George was watching Brock from his nest of pillows with a sharpness Linda had not seen on her uncle’s face since she’d gotten home.

“Do you play any sport, son?” George asked.

“I do, sir,” Brock answered. “Football is my first love. I played college ball. I was a defensive end. I still coach a community team on the weekends. And I play ice hockey in a recreational league two evenings a week. Goalie, mostly.”

George’s whole face lit up.

“Goalie.” George smiled. “That takes a particular kind of nerve, son.”

“Or a particular kind of stupidity, depending on who you ask, sir,” Brock quipped with a smile.

George laughed, a proper laugh, the first real one Linda had heard from her uncle since the fall.

Linda glanced down at her notebook. She, Tom, and Maggie had spent an hour upon their arrival at the hospital, with Dr. Stanford and the head nurse drawing up the interview questions. They had a list of fourteen of them. They ranged from practical questions about rehabilitation techniques and infection control to softer questions about temperament, conflict, and how the candidate handled patients who were resistant to care. Each candidate had been given thirty minutes. Brock had answered every single question better than the three nurses who had come before him.

George caught Linda’s eye and gave her a small nod.

“Mr. Hendricks,” Linda announced, “thank you so much for coming in. We’ve truly enjoyed meeting you. We’ll be in touch later today through Dr. Stanford’s office.”
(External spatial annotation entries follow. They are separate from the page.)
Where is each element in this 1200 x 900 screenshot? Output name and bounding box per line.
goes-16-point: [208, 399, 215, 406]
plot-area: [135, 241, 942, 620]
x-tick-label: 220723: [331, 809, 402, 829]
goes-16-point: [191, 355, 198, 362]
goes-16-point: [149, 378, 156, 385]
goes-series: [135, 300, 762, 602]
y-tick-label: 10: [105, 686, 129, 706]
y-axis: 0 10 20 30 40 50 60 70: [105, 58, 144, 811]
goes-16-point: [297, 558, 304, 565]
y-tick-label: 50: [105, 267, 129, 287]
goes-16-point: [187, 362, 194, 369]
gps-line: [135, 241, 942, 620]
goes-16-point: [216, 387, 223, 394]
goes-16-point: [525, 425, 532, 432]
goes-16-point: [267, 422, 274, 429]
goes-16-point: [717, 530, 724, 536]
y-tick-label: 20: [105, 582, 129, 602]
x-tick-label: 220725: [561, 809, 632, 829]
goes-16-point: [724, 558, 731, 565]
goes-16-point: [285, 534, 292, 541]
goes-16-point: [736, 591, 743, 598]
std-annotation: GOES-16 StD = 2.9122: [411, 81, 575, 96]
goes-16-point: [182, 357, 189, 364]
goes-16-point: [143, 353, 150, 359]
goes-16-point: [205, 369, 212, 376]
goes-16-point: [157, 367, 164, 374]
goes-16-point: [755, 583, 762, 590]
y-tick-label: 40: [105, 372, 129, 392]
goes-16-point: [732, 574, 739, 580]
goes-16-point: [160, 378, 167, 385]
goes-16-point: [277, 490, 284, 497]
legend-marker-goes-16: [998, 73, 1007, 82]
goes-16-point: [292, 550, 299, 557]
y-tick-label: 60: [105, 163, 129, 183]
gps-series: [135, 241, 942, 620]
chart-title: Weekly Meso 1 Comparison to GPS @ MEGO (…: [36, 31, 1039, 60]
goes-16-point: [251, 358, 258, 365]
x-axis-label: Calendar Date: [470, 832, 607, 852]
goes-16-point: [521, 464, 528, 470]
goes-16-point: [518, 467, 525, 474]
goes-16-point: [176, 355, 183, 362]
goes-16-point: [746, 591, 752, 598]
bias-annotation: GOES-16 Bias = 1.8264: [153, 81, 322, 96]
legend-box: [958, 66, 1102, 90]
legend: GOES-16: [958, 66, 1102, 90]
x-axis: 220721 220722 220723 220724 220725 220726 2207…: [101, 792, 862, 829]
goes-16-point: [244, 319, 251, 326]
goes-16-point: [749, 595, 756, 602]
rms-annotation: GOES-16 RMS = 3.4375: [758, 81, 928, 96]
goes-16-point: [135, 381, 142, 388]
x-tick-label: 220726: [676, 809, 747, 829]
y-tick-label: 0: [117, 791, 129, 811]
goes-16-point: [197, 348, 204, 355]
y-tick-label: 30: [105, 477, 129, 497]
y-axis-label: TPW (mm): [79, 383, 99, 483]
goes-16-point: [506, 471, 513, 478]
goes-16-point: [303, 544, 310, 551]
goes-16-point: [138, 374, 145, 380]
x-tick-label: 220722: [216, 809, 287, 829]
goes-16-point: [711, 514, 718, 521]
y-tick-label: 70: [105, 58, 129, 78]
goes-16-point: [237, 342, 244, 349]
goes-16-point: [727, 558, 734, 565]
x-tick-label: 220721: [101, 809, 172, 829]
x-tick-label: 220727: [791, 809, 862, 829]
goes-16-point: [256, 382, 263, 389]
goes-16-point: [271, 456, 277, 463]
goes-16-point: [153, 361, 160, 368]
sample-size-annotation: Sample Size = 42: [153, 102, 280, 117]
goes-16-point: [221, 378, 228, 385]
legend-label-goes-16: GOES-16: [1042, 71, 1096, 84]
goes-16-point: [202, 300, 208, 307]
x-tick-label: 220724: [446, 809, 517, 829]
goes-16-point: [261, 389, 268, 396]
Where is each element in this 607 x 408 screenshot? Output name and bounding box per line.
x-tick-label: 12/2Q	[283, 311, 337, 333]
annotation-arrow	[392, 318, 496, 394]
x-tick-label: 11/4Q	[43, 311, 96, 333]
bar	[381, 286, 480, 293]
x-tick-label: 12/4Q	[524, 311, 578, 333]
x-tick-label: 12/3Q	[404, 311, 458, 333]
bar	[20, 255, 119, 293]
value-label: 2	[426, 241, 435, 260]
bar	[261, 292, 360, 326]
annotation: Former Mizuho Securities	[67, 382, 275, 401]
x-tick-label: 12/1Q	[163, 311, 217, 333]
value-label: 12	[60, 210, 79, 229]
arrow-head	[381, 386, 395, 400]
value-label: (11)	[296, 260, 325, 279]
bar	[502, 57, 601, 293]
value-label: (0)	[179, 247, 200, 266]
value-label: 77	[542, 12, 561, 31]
“Thank you, Miss Heart,” Brock replied, standing and shaking each of their hands warmly. He paused at George’s bedside, and his manner shifted into the gentle professional ease of a man who had spent years in recovery wards. “Mr. Heart, it has been a real privilege to meet you, sir. I hope to see you again soon.”

“I think you will, son,” George replied with a quiet smile.

Brock nodded once and left the room.

The four of them sat in companionable silence for a beat.

“Right,” George announced. “Brock is my new favorite. That knocks Stuart into second place.”

“Uncle George,” Maggie pointed out gently, “that means we’re hiring both of them anyway, since they’re both still in your top two.”

“You can hire whoever you like, Maggie.” George waved a tired hand. “But Brock is my favorite, and I’m reserving the right to call him that.”

“Fair enough,” Linda agreed warmly.

Linda made a small star next to Brock’s name in her notebook and then a second small star next to Stuart’s name from the second interview. Stuart had been older, mid-fifties, calm, deeply experienced. The two of them would alternate shifts and work seamlessly. The other two candidates would go on a backup list in case either of the chosen two ever needed cover.